Tony dumped his blender into the sink with what was perhaps, in retrospect, a louder than necessary clatter.  “Oh?”

“Nothing to do with you,” Natasha assured him.  “She thinks someone in her chain of command is redirecting government supplies to the black market and she asked me to look into it.”

“Is she right?”

“She is.  But she won’t be for long,” Natasha said.

“Atta girl,” Tony said.  “So how’s she doing?”

“Fine,” Natasha said.  “I didn’t tell her you were sleeping with Steve, but I’m sure I could let it slip if you wanted.  As rebounds go, he’s pretty impressive.”

“He’s not a - ” Tony started, and then cut himself off when he saw Natasha’s smirk.  “Fuck you.  We’re not having this conversation.”

“Aren’t we?” Natasha said.  “Because it kind of seems like we are.”

“I’m not sleeping with Steve to make Pepper jealous.”

“I never said you were,” Natasha said.  “In fact, I have a different theory.”

“Oh yeah?” 

“Yeah,” Natasha said.  “I think you actually like him.”

And Natasha smiled, turned on her heel, and headed down the hall.

“You come up with that all on your own?” Tony called after her.  

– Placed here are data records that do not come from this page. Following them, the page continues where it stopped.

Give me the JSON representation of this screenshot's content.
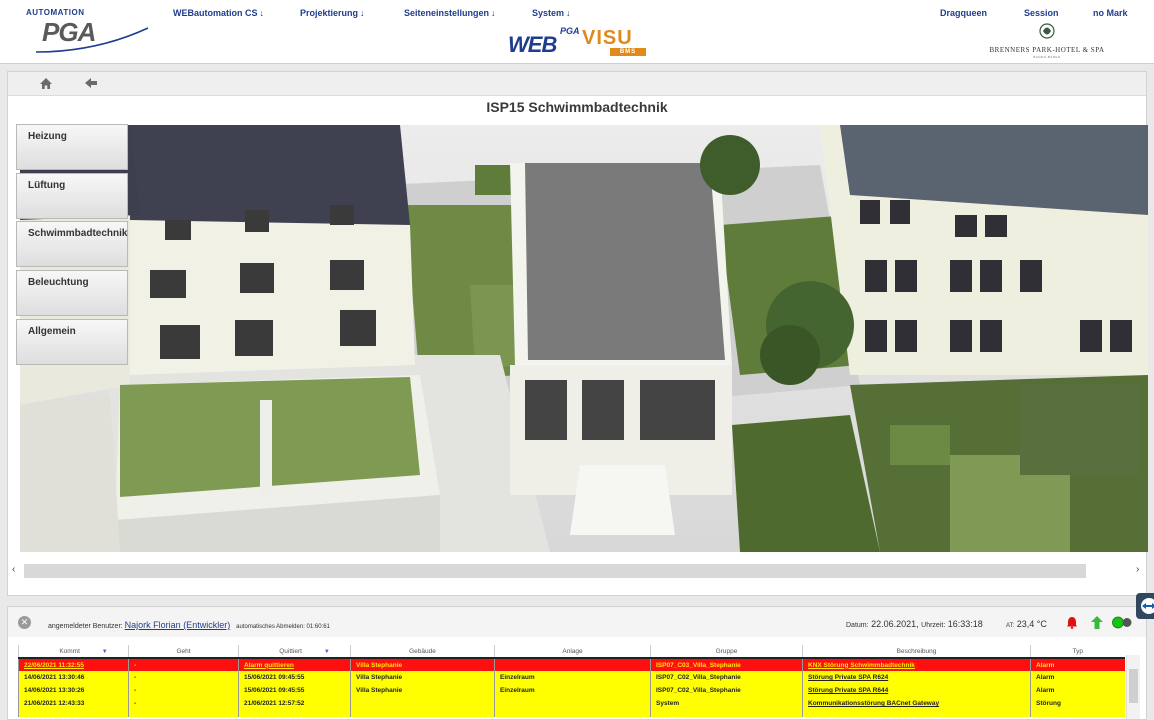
{
  "header": {
    "logo_top": "AUTOMATION",
    "logo_main": "PGA",
    "nav": [
      {
        "label": "WEBautomation CS"
      },
      {
        "label": "Projektierung"
      },
      {
        "label": "Seiteneinstellungen"
      },
      {
        "label": "System"
      }
    ],
    "nav_arrow": "↓",
    "center_logo": {
      "pga": "PGA",
      "web": "WEB",
      "visu": "VISU",
      "bms": "BMS"
    },
    "right_links": [
      {
        "label": "Dragqueen"
      },
      {
        "label": "Session"
      },
      {
        "label": "no Mark"
      }
    ],
    "brand_name": "BRENNERS PARK-HOTEL & SPA",
    "brand_sub": "BADEN-BADEN"
  },
  "toolbar": {
    "home_icon": "home-icon",
    "back_icon": "arrow-left-icon"
  },
  "page": {
    "title": "ISP15 Schwimmbadtechnik"
  },
  "side_menu": [
    {
      "label": "Heizung"
    },
    {
      "label": "Lüftung"
    },
    {
      "label": "Schwimmbadtechnik"
    },
    {
      "label": "Beleuchtung"
    },
    {
      "label": "Allgemein"
    }
  ],
  "scrollbar": {
    "left": "‹",
    "right": "›"
  },
  "status": {
    "user_label": "angemeldeter Benutzer:",
    "user_name": "Najork Florian (Entwickler)",
    "logout_text": "automatisches Abmelden: 01:60:61",
    "date_label": "Datum:",
    "date": "22.06.2021,",
    "time_label": "Uhrzeit:",
    "time": "16:33:18",
    "temp_label": "AT:",
    "temp": "23,4 °C",
    "icons": [
      "bell-icon",
      "arrow-up-icon",
      "green-status-dot-icon"
    ],
    "colors": {
      "alarm_red": "#ff1010",
      "warn_yellow": "#ffff00",
      "link_blue": "#1f3d8f",
      "accent_orange": "#e08a1c"
    }
  },
  "alarms": {
    "columns": [
      "Kommt",
      "Geht",
      "Quittiert",
      "Gebäude",
      "Anlage",
      "Gruppe",
      "Beschreibung",
      "Typ"
    ],
    "rows": [
      {
        "kommt": "22/06/2021 11:32:55",
        "geht": "-",
        "quittiert": "Alarm quittieren",
        "gebaeude": "Villa Stephanie",
        "anlage": "",
        "gruppe": "ISP07_C03_Villa_Stephanie",
        "beschreibung": "KNX Störung Schwimmbadtechnik",
        "typ": "Alarm"
      },
      {
        "kommt": "14/06/2021 13:30:46",
        "geht": "-",
        "quittiert": "15/06/2021 09:45:55",
        "gebaeude": "Villa Stephanie",
        "anlage": "Einzelraum",
        "gruppe": "ISP07_C02_Villa_Stephanie",
        "beschreibung": "Störung Private SPA R624",
        "typ": "Alarm"
      },
      {
        "kommt": "14/06/2021 13:30:26",
        "geht": "-",
        "quittiert": "15/06/2021 09:45:55",
        "gebaeude": "Villa Stephanie",
        "anlage": "Einzelraum",
        "gruppe": "ISP07_C02_Villa_Stephanie",
        "beschreibung": "Störung Private SPA R644",
        "typ": "Alarm"
      },
      {
        "kommt": "21/06/2021 12:43:33",
        "geht": "-",
        "quittiert": "21/06/2021 12:57:52",
        "gebaeude": "",
        "anlage": "",
        "gruppe": "System",
        "beschreibung": "Kommunikationsstörung BACnet Gateway",
        "typ": "Störung"
      }
    ]
  }
}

“Deflecting with sarcasm,” Natasha said over her shoulder.  “Very creative.”

  
  
  
  
  


“Steve, I don’t bend that way,” Tony said, gasping for breath.

Steve pushed his hair out of his face and looked up at Tony with a grin.  “You can try.” 

“You are gonna kill me,” Tony groaned.  “I’ve been stabbed, blown up, poisoned, and sent to space but you and your 99 year old libido are going to be the last straw, I swear to _god_  - ”

There was a crash of thunder so loud that the whole base shook.  Tony turned to Steve with wide eyes.  “Speaking of, is it just me or did that sound an awful lot like…”

There was a scramble for clothes, and by the time they made it out the door Bruce and Natasha were already out on the lawn exchanging hugs with, yup, that was Thor.

“Long time no see, Point Break,” Tony called out, and Thor whirled around.

“Tony!” Thor yelled delightedly.  “We thought you were dead!”

“I could say the same to you,” Tony said, graciously allowing Thor to scoop him up into a hug because he absolutely had a choice in the matter.  “Oh, wow, you really are a raccoon.”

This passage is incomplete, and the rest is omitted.